A daring helicopter rescue after rebels capture a ferry in Myanmar

When the ferry pushed off from a dilapidated pier in western Myanmar, few of the passengers could have predicted how dangerous the journey would turn out.

>>Saw Nang and Mike IvesThe New York Times
Published : 29 Oct 2019, 05:56 AM
Updated : 29 Oct 2019, 06:01 AM

Later Saturday, along a riverbank dotted with mangroves, a rebel group abducted dozens of soldiers and government workers from the ferry at gunpoint. That drew a risky rescue attempt by army helicopters, which swooped in to try to free the hostages as their captors then spirited them away in three separate boats.

Gunfire erupted on both sides, and the army later said it had rescued 14 of the 58 hostages.
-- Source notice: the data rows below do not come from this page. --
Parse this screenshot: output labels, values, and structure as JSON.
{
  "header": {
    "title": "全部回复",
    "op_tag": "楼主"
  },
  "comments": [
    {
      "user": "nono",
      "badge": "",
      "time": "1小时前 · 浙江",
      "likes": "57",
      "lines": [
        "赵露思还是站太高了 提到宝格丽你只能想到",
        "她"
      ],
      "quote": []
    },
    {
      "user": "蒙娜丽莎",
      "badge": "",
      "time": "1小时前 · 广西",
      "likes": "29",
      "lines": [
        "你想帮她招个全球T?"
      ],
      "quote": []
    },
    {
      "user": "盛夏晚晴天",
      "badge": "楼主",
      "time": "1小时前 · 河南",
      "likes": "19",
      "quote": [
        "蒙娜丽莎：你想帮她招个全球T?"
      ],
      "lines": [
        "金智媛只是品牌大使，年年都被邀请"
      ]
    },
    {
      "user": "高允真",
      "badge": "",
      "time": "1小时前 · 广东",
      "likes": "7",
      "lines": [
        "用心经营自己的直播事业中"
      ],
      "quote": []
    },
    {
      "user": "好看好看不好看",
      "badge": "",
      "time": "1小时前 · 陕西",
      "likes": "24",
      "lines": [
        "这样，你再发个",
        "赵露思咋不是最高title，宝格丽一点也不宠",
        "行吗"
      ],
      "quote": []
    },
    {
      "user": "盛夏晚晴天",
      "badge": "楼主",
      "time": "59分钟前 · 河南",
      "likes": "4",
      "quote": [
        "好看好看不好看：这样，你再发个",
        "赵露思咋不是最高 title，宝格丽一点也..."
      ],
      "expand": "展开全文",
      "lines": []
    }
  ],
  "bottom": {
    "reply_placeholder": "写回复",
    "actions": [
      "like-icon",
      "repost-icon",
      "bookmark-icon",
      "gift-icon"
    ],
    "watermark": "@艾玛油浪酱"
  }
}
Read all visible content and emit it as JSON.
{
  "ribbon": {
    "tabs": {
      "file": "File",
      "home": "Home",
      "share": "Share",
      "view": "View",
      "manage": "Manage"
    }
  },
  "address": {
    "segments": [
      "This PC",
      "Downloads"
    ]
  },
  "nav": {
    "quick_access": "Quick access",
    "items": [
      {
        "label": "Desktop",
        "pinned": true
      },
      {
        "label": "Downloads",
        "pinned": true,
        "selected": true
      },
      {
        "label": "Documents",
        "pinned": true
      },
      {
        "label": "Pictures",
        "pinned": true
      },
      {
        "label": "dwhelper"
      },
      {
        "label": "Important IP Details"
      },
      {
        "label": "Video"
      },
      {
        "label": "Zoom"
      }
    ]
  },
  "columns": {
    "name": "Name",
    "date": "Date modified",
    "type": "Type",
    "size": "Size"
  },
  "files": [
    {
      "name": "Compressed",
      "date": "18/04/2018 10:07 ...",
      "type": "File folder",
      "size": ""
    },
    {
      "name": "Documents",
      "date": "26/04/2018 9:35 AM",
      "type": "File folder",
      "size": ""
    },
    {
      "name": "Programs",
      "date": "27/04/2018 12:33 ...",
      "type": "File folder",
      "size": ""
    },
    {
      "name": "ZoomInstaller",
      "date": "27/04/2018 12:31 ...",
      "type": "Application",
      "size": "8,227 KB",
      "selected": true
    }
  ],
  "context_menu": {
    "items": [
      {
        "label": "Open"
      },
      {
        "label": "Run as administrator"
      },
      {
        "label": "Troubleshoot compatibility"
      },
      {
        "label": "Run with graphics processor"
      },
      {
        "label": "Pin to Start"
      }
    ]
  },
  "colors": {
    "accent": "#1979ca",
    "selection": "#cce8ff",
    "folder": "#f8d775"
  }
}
The rebels said some were killed by helicopter fire, and they were keeping the survivors for “further investigation.”

The drama unfolded in a rural section of Rakhine state, a strip of land on the country’s west coast where Myanmar’s army, known as the Tatmadaw, staged a brutal ethnic cleansing of Rohingya Muslims in 2017.

The scale of the abduction suggests that the rebel group, The Arakan Army — a guerrilla force from the Buddhist Rakhine ethnic group that makes up most of the state’s population — is using increasingly brazen tactics to press its demand for independence.

“The war in the region is getting bolder because of the Arakan Army,” Col. Win Zaw Oo, a spokesman for the Tatmadaw, said by telephone Monday. “As long as that army exists, there will be war. So we have to eradicate it to restore peace to Rakhine.”

The drama Saturday unfolded around 25 miles north of Sittwe, the capital of Rakhine state, and the two sides offered starkly different versions of what happened.

The Tatmadaw said Sunday that the Arakan Army had captured Tatmadaw soldiers on a riverbank with small-arms fire, and that the insurgents later shot at a transport helicopter that had tried to rescue the soldiers, injuring a pilot with gunfire.

The Arakan Army, for its part, said that it had released old people, women and children from the ferry before taking the hostages away, and that it only took armed soldiers and police officers hostage because they had “pretended to be civilians.”

Khaing Thu Kha, a spokesman for the Arakan Army, said that his colleagues had been unable to protect all of the hostages from the Tatmadaw attack along the May Yu River and that the government’s helicopters had fired “indiscriminately” on the three escape boats, sinking two of them.

U Than Naing, a trader who lives in Rakhine state, said he is the uncle of a young man whom he feared may have died in the helicopter attack.

“The military said 14 have been rescued,” Than Naing said Monday. “But they don’t say who they are, and I fear that no one survived.”

The kidnapping took place on a ferry carrying passengers upriver from Sittwe. The Tatmadaw did not release the names of the rescued personnel, and it vowed to continue “a combined air and land” operation to rescue the remaining hostages. It said the kidnapped group included a mix of soldiers, police officers and government workers.

The Arakan Army has been fighting to create an independent state along the lines of the ancient Arakan kingdom that once ruled the area — and which fell to an invading Burmese army more than two centuries ago.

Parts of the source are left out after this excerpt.